Moblin 2.0 Beta Impressions

  • Boot is insanely quick. BIOS appears to take longer to come up.
  • Alpha software, not Beta. Crashes a lot. Functionality doesn't consistently work.
  • Reworked UI hints at amazing amount of promise. So many interesting new possibilities. So many of which are yet unrealized.
  • Pop-up activity menu: central means of task management. Saves a lot of screen real estate compared to windows/GNOME task bars. Can pop up unexpectedly when interacting with menus of your individual tasks. Not a lot of room for growth.
  • MyZone: aggregates what you've been doing with the netbook recently. Kind of like a local facebook feed page. Privacy concerns: don't surf porn unless you want a thumbnail of the site in question on the first page you see after boot.
  • Status: sets your presence info on IM and any web services. Interesting, but is this really a top-level task?
  • People: add IM accounts and display their presence status. Can't IM directly from this screen. Doesn't feel finished design-wise.
  • Internet: shows thumbnails of recently visited websites, and allows searching for or directly opening new sites. Nice and simple UI for the built-in WebKit-based browser.
  • Media: searches and plays local video, sound, and image files. Nice and simple UI for known libraries, but missing features for importing new media or complex library management. No MP3 or other "non-free" codecs (see previous bog).
  • Pasteboard: a simple copy-n-paste UI? I think it's a shame that no previous OS had a clipboard management UI, but at this point we really need this as a top-level task? If it was integrated with pastebin.com however, it might be a different story.
  • Applications: simple application finder. Non-Moblin apps, like Firefox and Terminal; and GNOME settings here. I changed my CAPS LOCK to a Ctrl key. :)
  • Zones: Moblin concept for window management. Seems like each application gets it's own virtual desktop. Interesting idea given such limited screen real estate, but the execution doesn't feel very comfortable.
  • Applets: one for screen/power, sound, and wireless. Wireless applet doesn't show signal strength.
  • Calender: Seems to be local, underpowered thingy. It's 2009 FFS, if you can't integrate with a web-based calender, don't bother!
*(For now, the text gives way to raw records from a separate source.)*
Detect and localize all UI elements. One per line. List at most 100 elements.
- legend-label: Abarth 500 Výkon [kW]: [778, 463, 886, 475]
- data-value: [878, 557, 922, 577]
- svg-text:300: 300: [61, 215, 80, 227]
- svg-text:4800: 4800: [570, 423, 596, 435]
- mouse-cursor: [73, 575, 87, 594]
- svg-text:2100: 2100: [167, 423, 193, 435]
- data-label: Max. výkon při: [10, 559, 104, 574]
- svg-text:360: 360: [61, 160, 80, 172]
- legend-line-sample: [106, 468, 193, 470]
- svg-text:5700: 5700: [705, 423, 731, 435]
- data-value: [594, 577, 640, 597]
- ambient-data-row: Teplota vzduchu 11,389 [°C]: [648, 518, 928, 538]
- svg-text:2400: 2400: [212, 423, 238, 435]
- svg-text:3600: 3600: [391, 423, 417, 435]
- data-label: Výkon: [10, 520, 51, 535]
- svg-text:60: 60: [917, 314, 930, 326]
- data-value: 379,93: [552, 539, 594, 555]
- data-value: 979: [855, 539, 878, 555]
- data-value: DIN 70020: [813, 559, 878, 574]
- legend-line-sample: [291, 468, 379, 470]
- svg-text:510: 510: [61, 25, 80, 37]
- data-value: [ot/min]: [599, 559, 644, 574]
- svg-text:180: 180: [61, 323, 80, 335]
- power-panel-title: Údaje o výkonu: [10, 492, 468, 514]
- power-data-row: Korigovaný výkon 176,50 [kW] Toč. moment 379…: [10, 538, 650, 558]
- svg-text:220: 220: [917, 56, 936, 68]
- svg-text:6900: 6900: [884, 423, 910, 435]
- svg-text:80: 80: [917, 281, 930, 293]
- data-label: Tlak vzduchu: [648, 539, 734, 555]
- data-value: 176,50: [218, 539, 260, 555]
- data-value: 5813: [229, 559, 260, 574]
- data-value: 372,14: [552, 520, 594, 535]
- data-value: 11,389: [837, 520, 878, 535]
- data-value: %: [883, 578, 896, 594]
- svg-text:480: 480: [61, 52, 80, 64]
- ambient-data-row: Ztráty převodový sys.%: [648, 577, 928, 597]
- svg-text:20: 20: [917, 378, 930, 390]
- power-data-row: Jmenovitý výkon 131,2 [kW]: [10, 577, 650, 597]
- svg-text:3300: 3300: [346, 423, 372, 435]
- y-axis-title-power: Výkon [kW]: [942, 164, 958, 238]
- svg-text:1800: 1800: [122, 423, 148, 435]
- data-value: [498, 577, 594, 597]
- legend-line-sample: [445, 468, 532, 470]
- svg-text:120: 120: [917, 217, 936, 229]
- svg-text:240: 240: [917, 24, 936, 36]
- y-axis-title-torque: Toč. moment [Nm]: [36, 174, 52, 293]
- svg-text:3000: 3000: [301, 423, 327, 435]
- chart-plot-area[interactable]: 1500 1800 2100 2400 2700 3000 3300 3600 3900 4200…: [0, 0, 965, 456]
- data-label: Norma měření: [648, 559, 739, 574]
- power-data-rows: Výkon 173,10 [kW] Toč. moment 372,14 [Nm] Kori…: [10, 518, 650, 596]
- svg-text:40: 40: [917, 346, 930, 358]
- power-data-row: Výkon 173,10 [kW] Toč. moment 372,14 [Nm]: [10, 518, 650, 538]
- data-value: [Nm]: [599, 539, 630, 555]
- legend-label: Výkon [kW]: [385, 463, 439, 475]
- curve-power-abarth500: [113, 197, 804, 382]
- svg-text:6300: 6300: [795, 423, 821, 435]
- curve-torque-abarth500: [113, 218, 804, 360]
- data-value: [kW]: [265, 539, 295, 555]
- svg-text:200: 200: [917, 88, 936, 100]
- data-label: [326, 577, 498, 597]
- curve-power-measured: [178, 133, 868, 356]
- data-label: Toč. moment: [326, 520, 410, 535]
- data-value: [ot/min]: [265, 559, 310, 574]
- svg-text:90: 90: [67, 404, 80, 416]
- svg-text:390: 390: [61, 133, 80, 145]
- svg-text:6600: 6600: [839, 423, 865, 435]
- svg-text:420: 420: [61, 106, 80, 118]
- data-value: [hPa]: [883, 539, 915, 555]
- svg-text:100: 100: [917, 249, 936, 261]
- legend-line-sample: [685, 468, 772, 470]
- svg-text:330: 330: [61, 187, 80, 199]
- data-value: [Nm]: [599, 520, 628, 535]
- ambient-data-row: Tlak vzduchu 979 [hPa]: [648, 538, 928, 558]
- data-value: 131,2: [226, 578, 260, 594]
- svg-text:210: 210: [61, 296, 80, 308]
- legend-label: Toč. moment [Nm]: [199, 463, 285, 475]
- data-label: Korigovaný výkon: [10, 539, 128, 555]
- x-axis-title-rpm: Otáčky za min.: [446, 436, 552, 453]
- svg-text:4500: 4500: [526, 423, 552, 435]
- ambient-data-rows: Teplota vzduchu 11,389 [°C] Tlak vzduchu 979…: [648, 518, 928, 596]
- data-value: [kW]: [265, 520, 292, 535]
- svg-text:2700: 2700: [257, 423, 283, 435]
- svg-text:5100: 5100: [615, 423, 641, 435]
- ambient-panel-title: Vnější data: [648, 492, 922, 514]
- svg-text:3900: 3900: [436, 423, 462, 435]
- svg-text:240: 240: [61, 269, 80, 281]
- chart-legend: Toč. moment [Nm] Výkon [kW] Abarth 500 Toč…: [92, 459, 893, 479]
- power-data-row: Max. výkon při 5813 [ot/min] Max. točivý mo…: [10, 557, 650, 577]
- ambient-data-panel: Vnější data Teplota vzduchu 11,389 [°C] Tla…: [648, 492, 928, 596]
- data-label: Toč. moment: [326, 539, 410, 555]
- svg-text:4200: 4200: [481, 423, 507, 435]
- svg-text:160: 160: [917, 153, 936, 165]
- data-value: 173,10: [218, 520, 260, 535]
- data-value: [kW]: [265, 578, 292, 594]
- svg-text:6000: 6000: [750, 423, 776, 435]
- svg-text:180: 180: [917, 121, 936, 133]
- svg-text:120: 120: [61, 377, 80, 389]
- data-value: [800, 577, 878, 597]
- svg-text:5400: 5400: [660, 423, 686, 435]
Very very unimpressed, as calender is integrated with MyZone, which could have made it a very smart feature.
  • Web Services: only integrates with twitter and last.fm, and as I don't use those, hard to say what this does. No Facebook integration is very disappointing.
  • Web browser: flash built in. Simple and fast. UI similar to Safari. Opening links in tabs doesn't seem to work yet, and entering URLs manually works spottily, making it basically unusable for serious work. Did this blog in it, so it's just a matter of time before bugs are cleaned out.
  • Media player: as expected clutter UI really shines here. Lots of thumbnails and animated progressions. Lacks complex importing such as from digital camera.
  • Email: appeared to understand my gmail account well enough to set up IMAP for it, but wasn't actually able to show me any of my emails.

Conclusions
  • This is Alpha software. Lots of basic functionality is missing or spotty. Lots of foundational work yet needed. UI specifically needs much testing, as the technology under the surface is mostly proven.
  • Clearly shows the results of such an ambitious effort to redesign and rewrite so much of the basic desktop software stack. I just hope the team has the balls to continue forward, and not let it die because of the tough road it has chosen, because there is *so* much potential to do something truly new and make a substatial improvement over what is available today.
  • As a *netbook* OS, one hopes for much better integration with existing web APIs. Specifically neither Google nor Facebook have any integration what so ever. Specifically I'd like to have the calendar and email applications handle web calendars and email as the primary use case.

4 comments:

Pat Jensen said...

I liked the review and your impressions. Any way you can post some screenshots that correlate to some of the features? Would definitely make your review top notch!

windmonger said...

Why do some Linux developers assume that people do the same things on their respective netbooks? Can't Moblin see that there are many like me who want to do normal computing activity on their netbook netbook and not fritter away their time social-networking?

Andrioid said...

Tried it on my EEE 1000HE and I think I pretty much agree with everything you wrote here. I reverted to EEEbuntu (Ubuntu Remix, Remix) after trying Moblin Beta for 2 days. I still miss the extremely fast boot up times, although I don't miss the UI.

Ryan McDougall said...

@windmonger

I think the idea is that there should be new UIs for different uses. If you're pleased with a traditional UI, why not just use a traditional UI? Clearly you're not served by anything new.

I recommend the netbook remix for Ubuntu.